07. Driver’s License.
09. Voter ID.
10. Draft Card.
11. College ID.
14. Discover Card.
15. American Express Card.
16. ExxonMobil Card.
17. Macy’s/Sears/Penny’s or other department store card.
18. Moose/Kiwanis/Shriners/Lions card.
19. Union card.
20. Health Insurance card.
20-30. Employee ID cards.
32. LIRR Monthly Pass.
33. Wedding license.
34. Green Card or other proof of legality.
35-48. More credit cards, Costco, BJ’s Wholesale/Sam’s Club, Waldbaum’s Shopper card, replacement birth certificate, new library card. And maybe the HessExpress “free coffee” club.
49. Deed to the cemetery plot.
50. Senior Citizen ID.
51. Medicare Card.
52. Death Certificate.
Of course, you have to keep all this stuff. Most cards are small and easily stored. And equally easily lost.
Notice, that there are no jokers. Your voter card, your union card and half your employee IDs or school IDs probably qualify.
And if you don’t drive or didn’t go to school or are an illegal alien, you can always fill in with some of the thousands of useless business cards you can collect over the course of a lifetime.
Start with your own. Remember the card they printed for you when you joined Enron or RCA or Amstrad Computer or any other company that’s out of business?

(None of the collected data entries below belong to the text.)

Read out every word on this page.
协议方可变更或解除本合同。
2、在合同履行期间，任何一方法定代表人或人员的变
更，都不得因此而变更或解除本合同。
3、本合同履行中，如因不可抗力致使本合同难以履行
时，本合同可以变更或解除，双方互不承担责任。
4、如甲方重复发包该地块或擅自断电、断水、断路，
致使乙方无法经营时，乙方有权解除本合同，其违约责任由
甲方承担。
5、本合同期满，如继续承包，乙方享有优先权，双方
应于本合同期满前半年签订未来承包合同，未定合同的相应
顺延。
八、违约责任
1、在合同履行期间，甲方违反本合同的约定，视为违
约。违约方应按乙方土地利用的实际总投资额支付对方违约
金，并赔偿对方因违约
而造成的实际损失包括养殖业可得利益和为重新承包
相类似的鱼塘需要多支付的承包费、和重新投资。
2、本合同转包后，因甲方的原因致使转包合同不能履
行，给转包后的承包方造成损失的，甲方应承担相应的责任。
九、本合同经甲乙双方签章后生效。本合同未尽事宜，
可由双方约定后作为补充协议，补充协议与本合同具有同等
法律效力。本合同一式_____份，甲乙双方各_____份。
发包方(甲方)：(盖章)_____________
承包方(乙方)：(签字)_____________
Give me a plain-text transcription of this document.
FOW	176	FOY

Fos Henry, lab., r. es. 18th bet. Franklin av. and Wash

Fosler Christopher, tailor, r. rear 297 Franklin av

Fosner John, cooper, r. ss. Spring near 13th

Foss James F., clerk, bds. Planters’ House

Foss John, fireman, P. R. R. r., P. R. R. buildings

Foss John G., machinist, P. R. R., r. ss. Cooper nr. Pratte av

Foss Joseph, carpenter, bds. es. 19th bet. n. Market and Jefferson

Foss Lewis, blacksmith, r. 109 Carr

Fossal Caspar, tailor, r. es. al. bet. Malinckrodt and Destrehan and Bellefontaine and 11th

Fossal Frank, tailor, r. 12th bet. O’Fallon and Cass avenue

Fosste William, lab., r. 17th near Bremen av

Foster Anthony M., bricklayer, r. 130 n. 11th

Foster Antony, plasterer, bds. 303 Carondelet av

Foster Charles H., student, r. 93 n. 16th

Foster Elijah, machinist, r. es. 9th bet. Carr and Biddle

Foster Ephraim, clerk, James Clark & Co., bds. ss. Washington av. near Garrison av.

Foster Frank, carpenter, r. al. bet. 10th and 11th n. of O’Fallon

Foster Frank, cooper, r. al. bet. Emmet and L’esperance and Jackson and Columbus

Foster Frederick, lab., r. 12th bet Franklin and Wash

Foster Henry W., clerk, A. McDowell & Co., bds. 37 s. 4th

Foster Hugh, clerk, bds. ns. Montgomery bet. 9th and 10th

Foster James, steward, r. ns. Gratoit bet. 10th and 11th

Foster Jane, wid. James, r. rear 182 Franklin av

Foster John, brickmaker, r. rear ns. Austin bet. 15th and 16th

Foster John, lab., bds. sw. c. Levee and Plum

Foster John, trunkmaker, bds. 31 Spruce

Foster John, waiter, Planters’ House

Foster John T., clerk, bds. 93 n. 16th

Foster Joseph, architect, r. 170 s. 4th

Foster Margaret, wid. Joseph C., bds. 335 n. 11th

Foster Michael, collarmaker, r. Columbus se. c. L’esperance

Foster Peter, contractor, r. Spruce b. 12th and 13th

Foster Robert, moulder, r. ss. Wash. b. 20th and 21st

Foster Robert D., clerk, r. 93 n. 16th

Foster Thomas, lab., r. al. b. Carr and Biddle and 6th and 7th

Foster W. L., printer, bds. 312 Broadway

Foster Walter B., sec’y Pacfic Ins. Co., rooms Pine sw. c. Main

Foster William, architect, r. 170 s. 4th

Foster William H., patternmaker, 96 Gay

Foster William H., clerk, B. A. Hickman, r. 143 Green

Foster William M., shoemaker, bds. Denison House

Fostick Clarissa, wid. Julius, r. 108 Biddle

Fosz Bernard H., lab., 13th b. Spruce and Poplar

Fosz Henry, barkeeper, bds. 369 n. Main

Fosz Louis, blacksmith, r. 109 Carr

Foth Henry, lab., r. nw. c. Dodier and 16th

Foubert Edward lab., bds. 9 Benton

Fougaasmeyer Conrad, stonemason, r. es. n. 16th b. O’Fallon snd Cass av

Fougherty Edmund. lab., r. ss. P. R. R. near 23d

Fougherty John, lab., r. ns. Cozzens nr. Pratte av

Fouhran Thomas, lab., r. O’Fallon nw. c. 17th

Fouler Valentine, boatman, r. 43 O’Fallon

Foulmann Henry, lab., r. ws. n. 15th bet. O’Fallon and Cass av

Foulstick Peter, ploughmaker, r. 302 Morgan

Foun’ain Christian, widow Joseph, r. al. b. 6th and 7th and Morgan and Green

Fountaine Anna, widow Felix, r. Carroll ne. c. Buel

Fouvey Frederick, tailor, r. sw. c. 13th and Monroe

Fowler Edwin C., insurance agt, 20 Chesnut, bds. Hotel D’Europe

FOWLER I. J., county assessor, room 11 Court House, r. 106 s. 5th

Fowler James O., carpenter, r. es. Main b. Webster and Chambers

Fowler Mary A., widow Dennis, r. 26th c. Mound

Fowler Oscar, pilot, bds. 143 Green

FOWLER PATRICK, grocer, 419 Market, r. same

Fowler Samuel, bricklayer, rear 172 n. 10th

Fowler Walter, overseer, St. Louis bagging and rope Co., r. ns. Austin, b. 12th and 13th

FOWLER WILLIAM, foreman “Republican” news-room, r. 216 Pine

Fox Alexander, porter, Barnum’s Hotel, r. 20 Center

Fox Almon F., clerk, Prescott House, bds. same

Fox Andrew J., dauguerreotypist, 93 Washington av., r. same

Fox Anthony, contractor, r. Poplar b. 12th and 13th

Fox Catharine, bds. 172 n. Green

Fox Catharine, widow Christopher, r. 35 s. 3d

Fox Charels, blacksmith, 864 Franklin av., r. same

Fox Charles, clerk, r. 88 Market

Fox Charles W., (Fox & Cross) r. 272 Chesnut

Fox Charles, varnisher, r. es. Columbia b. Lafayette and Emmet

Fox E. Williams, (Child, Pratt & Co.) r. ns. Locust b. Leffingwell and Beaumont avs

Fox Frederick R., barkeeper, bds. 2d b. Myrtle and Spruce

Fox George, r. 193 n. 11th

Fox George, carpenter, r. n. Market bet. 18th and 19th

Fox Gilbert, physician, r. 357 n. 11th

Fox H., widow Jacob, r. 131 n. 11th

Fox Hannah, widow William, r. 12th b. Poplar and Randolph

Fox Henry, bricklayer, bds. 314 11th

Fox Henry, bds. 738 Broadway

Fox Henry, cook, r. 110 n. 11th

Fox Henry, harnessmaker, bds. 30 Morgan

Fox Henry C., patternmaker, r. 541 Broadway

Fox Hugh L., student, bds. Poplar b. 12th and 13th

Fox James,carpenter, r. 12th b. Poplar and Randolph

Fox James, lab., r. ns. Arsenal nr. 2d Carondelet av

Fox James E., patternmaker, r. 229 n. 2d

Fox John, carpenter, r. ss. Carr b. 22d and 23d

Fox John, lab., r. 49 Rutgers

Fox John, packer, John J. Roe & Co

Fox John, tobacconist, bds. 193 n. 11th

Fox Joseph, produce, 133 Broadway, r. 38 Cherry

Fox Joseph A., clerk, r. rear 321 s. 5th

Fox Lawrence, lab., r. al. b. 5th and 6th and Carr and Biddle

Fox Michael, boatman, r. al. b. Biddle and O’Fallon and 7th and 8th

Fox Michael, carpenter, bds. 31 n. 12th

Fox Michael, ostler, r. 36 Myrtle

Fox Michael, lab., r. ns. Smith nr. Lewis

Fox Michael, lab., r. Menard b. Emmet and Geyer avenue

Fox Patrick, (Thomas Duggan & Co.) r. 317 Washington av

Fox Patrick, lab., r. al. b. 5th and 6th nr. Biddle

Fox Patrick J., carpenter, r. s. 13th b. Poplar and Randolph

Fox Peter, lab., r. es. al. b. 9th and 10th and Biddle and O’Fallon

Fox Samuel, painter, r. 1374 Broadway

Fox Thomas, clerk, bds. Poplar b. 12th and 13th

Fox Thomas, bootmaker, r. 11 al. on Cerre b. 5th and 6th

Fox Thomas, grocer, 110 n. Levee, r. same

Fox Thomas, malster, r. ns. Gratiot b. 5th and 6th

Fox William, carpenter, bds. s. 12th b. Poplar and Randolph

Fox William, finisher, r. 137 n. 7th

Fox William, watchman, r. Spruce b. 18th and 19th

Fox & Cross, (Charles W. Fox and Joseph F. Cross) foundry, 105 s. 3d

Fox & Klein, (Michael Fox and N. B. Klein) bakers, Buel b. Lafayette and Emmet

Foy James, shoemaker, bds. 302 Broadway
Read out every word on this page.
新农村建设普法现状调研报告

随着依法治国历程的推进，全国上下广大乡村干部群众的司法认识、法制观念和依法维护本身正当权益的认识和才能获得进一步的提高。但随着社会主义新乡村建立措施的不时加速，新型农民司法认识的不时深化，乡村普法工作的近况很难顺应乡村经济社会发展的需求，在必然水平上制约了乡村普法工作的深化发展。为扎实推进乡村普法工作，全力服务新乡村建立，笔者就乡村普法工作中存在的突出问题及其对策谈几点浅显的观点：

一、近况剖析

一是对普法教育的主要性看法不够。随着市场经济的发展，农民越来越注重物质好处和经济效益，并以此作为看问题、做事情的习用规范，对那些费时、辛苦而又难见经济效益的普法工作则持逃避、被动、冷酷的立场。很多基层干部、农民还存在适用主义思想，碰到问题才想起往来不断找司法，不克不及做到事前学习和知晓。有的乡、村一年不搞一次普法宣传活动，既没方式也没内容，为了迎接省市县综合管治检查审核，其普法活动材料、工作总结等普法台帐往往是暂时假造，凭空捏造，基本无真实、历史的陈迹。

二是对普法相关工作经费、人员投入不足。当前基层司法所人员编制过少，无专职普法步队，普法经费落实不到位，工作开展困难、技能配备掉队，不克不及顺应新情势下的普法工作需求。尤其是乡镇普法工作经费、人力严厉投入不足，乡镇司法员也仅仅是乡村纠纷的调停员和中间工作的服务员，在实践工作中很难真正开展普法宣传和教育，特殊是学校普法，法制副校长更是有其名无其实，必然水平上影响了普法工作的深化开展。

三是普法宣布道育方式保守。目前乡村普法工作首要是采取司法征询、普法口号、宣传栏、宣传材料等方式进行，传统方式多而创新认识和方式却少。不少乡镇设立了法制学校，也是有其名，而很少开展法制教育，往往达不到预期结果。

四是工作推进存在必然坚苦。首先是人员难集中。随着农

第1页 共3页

Then there are cards from ten or twelve auto dealerships, five or six real estate brokers, five or six stock brokers, the stamp shop, the shoe repair guy. You have appointment cards from doctors who retired 20 years ago, from a dozen antique shops, furniture stores, encyclopedia sellers, missionaries, carpenters, electricians, restaurants (that card from Longchamp’s is a treasure!) Cards from office suppliers, reporters, auto repair shops, public relations types, your landlord, the telephone store, the cable company, the massage parlor, the claims adjuster, the appraiser, the pawn shop, 15 banks, two funeral homes Thomas Edison and your immigration lawyer.
I'm Wes Richards, my opinions are my own, but you're welcome to them.